Part V - Government, a supplement to the Big Rapids Pioneer Newspaper. Used with permission.




HISTORIC JAIL OLDEST GOVERNMENT STRUCTURE IN BIG RAPIDS

By Jim Bruskotter - Managing Editor


They had to deal with the opposition of neighboring church groups and all the red tape involved with government grants.

They had to deal with a search for community funding and the development of support groups.

They had to deal with administrative changes at the city level that actually threatened the use of previously approved federal dollars.

They worked thousands of unpaid hours to save the only 19th century governmental building left in Big Rapids and then to plan and follow through on the renovation of Mecosta County's Old Jail as a community service building.

The Friends of the Old Jail, emerged in 1974 as a small group calling themselves the Save the Jail Committee when the old county structure was threatened with demolition to make room for parking at neighborhood churches.

They mushroomed into a preservation commission and hundreds oif volunteers and donors who have worked and given over the years to restore and utilize the historic old structure.
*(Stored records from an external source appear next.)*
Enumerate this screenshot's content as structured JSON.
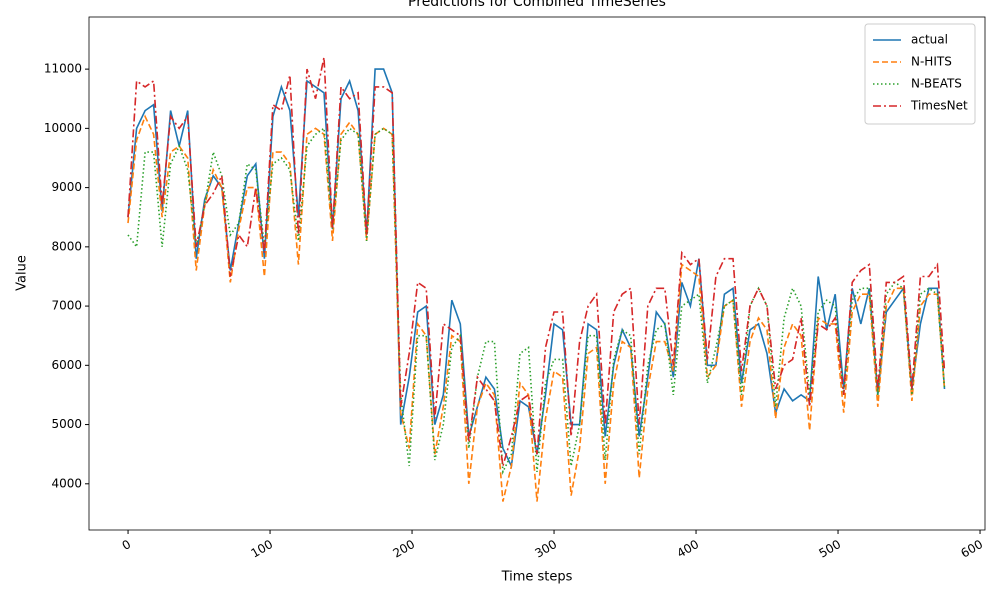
{
  "chart_data": {
    "type": "line",
    "title": "Predictions for Combined TimeSeries",
    "x_label": "Time steps",
    "y_label": "Value",
    "x": [
      0,
      6,
      12,
      18,
      24,
      30,
      36,
      42,
      48,
      54,
      60,
      66,
      72,
      78,
      84,
      90,
      96,
      102,
      108,
      114,
      120,
      126,
      132,
      138,
      144,
      150,
      156,
      162,
      168,
      174,
      180,
      186,
      192,
      198,
      204,
      210,
      216,
      222,
      228,
      234,
      240,
      246,
      252,
      258,
      264,
      270,
      276,
      282,
      288,
      294,
      300,
      306,
      312,
      318,
      324,
      330,
      336,
      342,
      348,
      354,
      360,
      366,
      372,
      378,
      384,
      390,
      396,
      402,
      408,
      414,
      420,
      426,
      432,
      438,
      444,
      450,
      456,
      462,
      468,
      474,
      480,
      486,
      492,
      498,
      504,
      510,
      516,
      522,
      528,
      534,
      540,
      546,
      552,
      558,
      564,
      570,
      575
    ],
    "series": [
      {
        "name": "actual",
        "color": "#1f77b4",
        "linestyle": "solid",
        "values": [
          8500,
          10000,
          10300,
          10400,
          8600,
          10300,
          9700,
          10300,
          7800,
          8800,
          9200,
          9000,
          7600,
          8400,
          9200,
          9400,
          7800,
          10200,
          10700,
          10300,
          8500,
          10800,
          10700,
          10600,
          8300,
          10500,
          10800,
          10300,
          8200,
          11000,
          11000,
          10600,
          5000,
          5800,
          6900,
          7000,
          5000,
          5500,
          7100,
          6700,
          4800,
          5300,
          5800,
          5600,
          4600,
          4300,
          5400,
          5300,
          4500,
          5500,
          6700,
          6600,
          5000,
          5000,
          6700,
          6600,
          4800,
          6000,
          6600,
          6300,
          4800,
          5800,
          6900,
          6700,
          5800,
          7400,
          7000,
          7800,
          6000,
          6000,
          7200,
          7300,
          5700,
          6600,
          6700,
          6200,
          5200,
          5600,
          5400,
          5500,
          5400,
          7500,
          6600,
          7200,
          5600,
          7300,
          6700,
          7300,
          5500,
          6900,
          7100,
          7300,
          5600,
          6700,
          7300,
          7300,
          5600
        ]
      },
      {
        "name": "N-HITS",
        "color": "#ff7f0e",
        "linestyle": "dashed",
        "values": [
          8400,
          9800,
          10200,
          9900,
          8500,
          9600,
          9700,
          9500,
          7600,
          8700,
          9300,
          9000,
          7400,
          8300,
          9000,
          9000,
          7500,
          9600,
          9600,
          9400,
          7700,
          9900,
          10000,
          9900,
          8100,
          9900,
          10100,
          9900,
          8100,
          9900,
          10000,
          9900,
          5200,
          4600,
          6700,
          6500,
          4500,
          5300,
          6500,
          6400,
          4000,
          5300,
          5700,
          5500,
          3700,
          4300,
          5700,
          5500,
          3700,
          5100,
          5900,
          5800,
          3800,
          4600,
          6200,
          6300,
          4000,
          5700,
          6400,
          6300,
          4100,
          5600,
          6400,
          6400,
          5900,
          7700,
          7600,
          7500,
          5800,
          6000,
          7000,
          7100,
          5300,
          6400,
          6800,
          6600,
          5100,
          6300,
          6700,
          6500,
          4900,
          6800,
          6700,
          6700,
          5200,
          6900,
          7200,
          7200,
          5300,
          7000,
          7300,
          7300,
          5400,
          7000,
          7200,
          7200,
          5600
        ]
      },
      {
        "name": "N-BEATS",
        "color": "#2ca02c",
        "linestyle": "dotted",
        "values": [
          8200,
          8000,
          9600,
          9600,
          8000,
          9400,
          9700,
          9300,
          8000,
          8700,
          9600,
          9200,
          8200,
          8400,
          9400,
          9300,
          8000,
          9400,
          9500,
          9300,
          8100,
          9700,
          9900,
          10000,
          8300,
          9800,
          10000,
          9900,
          8100,
          9900,
          10000,
          9900,
          5500,
          4300,
          6500,
          6500,
          4400,
          5000,
          6300,
          6500,
          4600,
          5800,
          6400,
          6400,
          4200,
          4500,
          6200,
          6300,
          4200,
          5700,
          6100,
          6100,
          4300,
          5000,
          6500,
          6500,
          4400,
          6100,
          6600,
          6500,
          4500,
          6000,
          6600,
          6700,
          5500,
          7000,
          7100,
          7200,
          5700,
          6300,
          7000,
          7100,
          5500,
          7000,
          7300,
          7000,
          5300,
          6800,
          7300,
          7000,
          5500,
          6900,
          7100,
          7000,
          5500,
          7100,
          7300,
          7300,
          5500,
          7200,
          7400,
          7300,
          5500,
          7200,
          7300,
          7200,
          5600
        ]
      },
      {
        "name": "TimesNet",
        "color": "#d62728",
        "linestyle": "dashdot",
        "values": [
          8500,
          10800,
          10700,
          10800,
          8700,
          10200,
          10000,
          10200,
          8000,
          8700,
          8900,
          9200,
          7500,
          8200,
          8000,
          9000,
          7900,
          10400,
          10300,
          10900,
          8200,
          11000,
          10500,
          11200,
          8300,
          10700,
          10500,
          10600,
          8200,
          10700,
          10700,
          10600,
          5300,
          6200,
          7400,
          7300,
          5100,
          6700,
          6600,
          6500,
          4700,
          5800,
          5600,
          5400,
          4300,
          4800,
          5400,
          5500,
          4500,
          6300,
          6900,
          6900,
          4800,
          6400,
          7000,
          7200,
          5000,
          6900,
          7200,
          7300,
          5000,
          7000,
          7300,
          7300,
          6000,
          7900,
          7700,
          7800,
          6100,
          7500,
          7800,
          7800,
          5900,
          7000,
          7300,
          7000,
          5600,
          6000,
          6100,
          6800,
          5300,
          6700,
          6600,
          6800,
          5500,
          7400,
          7600,
          7700,
          5600,
          7400,
          7400,
          7500,
          5600,
          7500,
          7500,
          7700,
          5900
        ]
      }
    ],
    "xlim": [
      -27.5,
      603.5
    ],
    "ylim": [
      3220,
      11880
    ],
    "xticks": [
      0,
      100,
      200,
      300,
      400,
      500,
      600
    ],
    "yticks": [
      4000,
      5000,
      6000,
      7000,
      8000,
      9000,
      10000,
      11000
    ],
    "legend": "upper right"
  }
}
Today a marker stands in front of this example of Queen Ann architecture ay 220 South Stewart St., to signify that it is a state historic building.

The building, complete with its hip roofs, twin turrets and stained glass windows, served as the county's jail from the time of its construction in 1893 until 1965 when a new jail in the courthouse block was opened.

In 1993, members of the Big Rapids Preservation Commission combined with a tenant of thus community building, to celebrate 100 years of service to the area -- aservice as the home to 17 sheriffs and ther families, service as the lock-up for thousands of inmates; service as a teen center, an office building and a meeting place; and service as the host to weddings, anniversaries, concerts, church services and countless other social activities.

The Preservsation Commission and the Big Rapids Co-Op sponsored an open house for the Grand Old Lady on July 15, 1993 where Anna Young, then president of the Mecosta County Historical Society, presented a certificate to a city official, marking the beginning of the building's second century of service to the area.

The presentation followed a concert on the lawn of the Old Jail with Don Flickinger directing the Ferris State University Summer Band.

And, in September of 1993, the celebration continued when the Old Jail was honored again during the Heritage Festival.

Maxine Sofoulis, whose father, Judd Arnold, served as a five-term Mecosta County Sheriff from 1939-1949, serves on bth the Preservation Commission and the Mecosta County Historical Society. She is one iof the favored few to remember the Old Jail as home, having lived there with her family when her father was sheriff.

And, today, more than a decade after the Grand Old Lady entered her second centennial of service to the county, Sofoulis is still giving tours of the facility and telling anyone willing to listen what it was like to live and work in what is now the city's most historic structure.

Meanwhile the Preservation Commission founded in 1975 as part of the efforts to save the Old Jail continues as the proprietor, administrator and restorer of the historic structure.

The preservation organization was established by the Big Rapids City Commmission after the governmental body accepted ownership of the Old Jail in the fall of 1975 from the Mecosta County Board of Commisioners.

The Preservation Commission's bylaws relate that it "is organized for the purpose of promotion, initiating, and directing historic preservation efforts in the city of Big Rapids."

And to that end the Commission, originally under the chair of the late Nancy Batdorff, has worked to restore the Old Jail with a clear message from the city commission that the city's general funds were unavailable.

In thiose early days, especially leading up to the nation's celebration of the Bicentennial in 1976, grants were readily available for historic restoration, but today, says Sofoulis, public funds are harder to come by, especially for maintaining an historic structure.

Nowadays the Commission is even more dependent on continuing public donations and rental income to make ends meet, she says.

But, in those early days after the Old Jail was deeded to the city and the Preservation Commission was organized in October of 1975, the nation was in the midst of planning for its 200th birthday party and, with the help of Ferris State University (college then) professor Richard Santer the Old Jail project won rapid approval for thousands of dollars in grant money from the State Department of Commerce for historic preservation.

The same was true with a similar proposal for federal Community Development Block Grant monies, but changes in the local administrator of the program and the city manager resulted nurmerous delays and an actual federal officials threat to cancel the city's entire $120,000 grant for the fiscal year of 1976-77.

But those and other difficulties aside, the Preservation Commission and countless volunteers have persevered in their goal to renevate the historic structure for continued use by the public.

And those efforts begun three decades ago continue yet today as the many friends of the Grand Old Lady are working hard today to raise thousands of dollars to repair the building's slate roof.